Кицуне хитры, ловки и внимательны… но остаются лисами со всеми их недостатками. Гипертрофированная любознательность в них сочетается с постоянным желанием риска или проказы. Когда старый хрен услышал словосочетание «официальная позиция наследницы рода Иеками по отношению к образовательной системе Японии», у него случилась метафизическая эрекция. Узнав о том, что я уже подготовил все необходимое для презентации, сверхъестественный пенсионер развил столь бурную деятельность по агитации значимых персон в зале, что мои потенциальные потуги в этом направлении выглядели бы более чем жалко. На доносящиеся ему вдогонку мои фразы о том, что я один из главных участников прошедших недавно дебатов, лис забил большой и толстый… хвост. Он уже загорелся.

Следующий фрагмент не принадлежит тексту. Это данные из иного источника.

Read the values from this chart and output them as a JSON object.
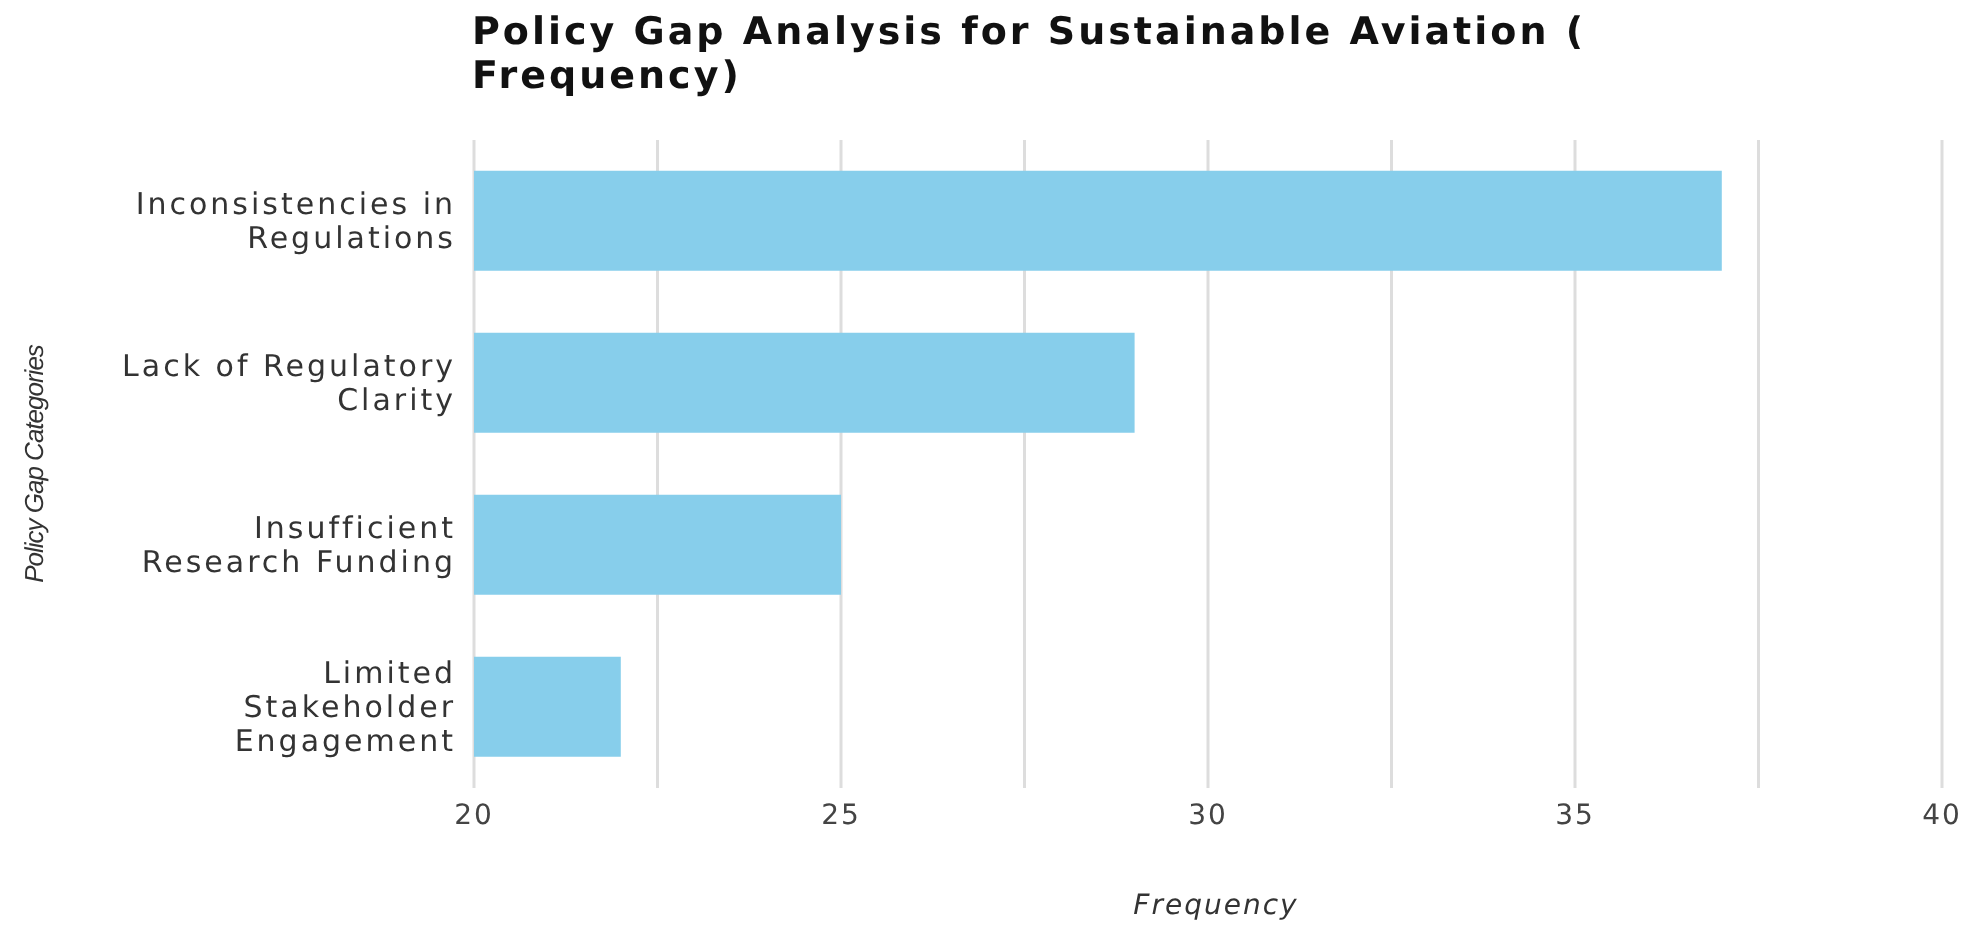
{
  "chart_data": {
    "type": "bar",
    "orientation": "horizontal",
    "title": "Policy Gap Analysis for Sustainable Aviation ( Frequency)",
    "xlabel": "Frequency",
    "ylabel": "Policy Gap Categories",
    "categories": [
      "Inconsistencies in Regulations",
      "Lack of Regulatory Clarity",
      "Insufficient Research Funding",
      "Limited Stakeholder Engagement"
    ],
    "values": [
      37,
      29,
      25,
      22
    ],
    "color": "#87ceeb",
    "xlim": [
      20,
      40
    ],
    "xticks": [
      20,
      {
        "value": 22.5,
        "label": null
      },
      25,
      {
        "value": 27.5,
        "label": null
      },
      30,
      {
        "value": 32.5,
        "label": null
      },
      35,
      {
        "value": 37.5,
        "label": null
      },
      40
    ],
    "grid": "x"
  }
}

Стоя, я ловил ушами звучащие отовсюду шепотки. Местное общество сдержанно бурлило любопытством самых разных оттенков, что я понимал более, чем кто-либо иной. «Иеками», «официальная позиция», «система образования» — все это для японцев в одном предложении просто не могло существовать.
Класс оказался битком набит сидящими и стоящими учителями, чьи сдержанные веселящиеся возгласы понемногу угасали, явно впечатленные объёмом развешанных по доске и стенам бумаг, а также стопками документов на каждой парте. Вставший позади задних парт Наото Йошинари, наш преподаватель по боевой подготовке, лишь скорбно качал своей лысой головой, разглядывая как меня, так и аудиторию, становящуюся с каждым прошедшим мигом всё серьезнее.
Я хитро ему подмигнул, а потом уважительно поклонился залу, приступая к докладу.
Следующие два часа должны были быть довольно насыщенными.
Задвигались стулья, люди с шумом и гримасами вставали из-за парт. Те же, кто провёл последние три с половиной часа в стоячем положении, с кривыми усмешками разминали ноги. Часть преподавателей кряхтели и пыхтели, совершенно не стесняясь окружающих. Последнее было более чем оправданно, целый час до этого момента прошел в оживленной дискуссии, где социальные границы были не раз и не два пройдены, а все пограничные столбы нагло обоссаны.
Меня это, впрочем, совершенно не волновало. Можно даже сказать больше — я, как личность, в данный момент и не существовал. Между двух сведенных в яростном пароксизме ушей, связанных, казалось, проволокой под напряжением, бушевало лишь одно желание.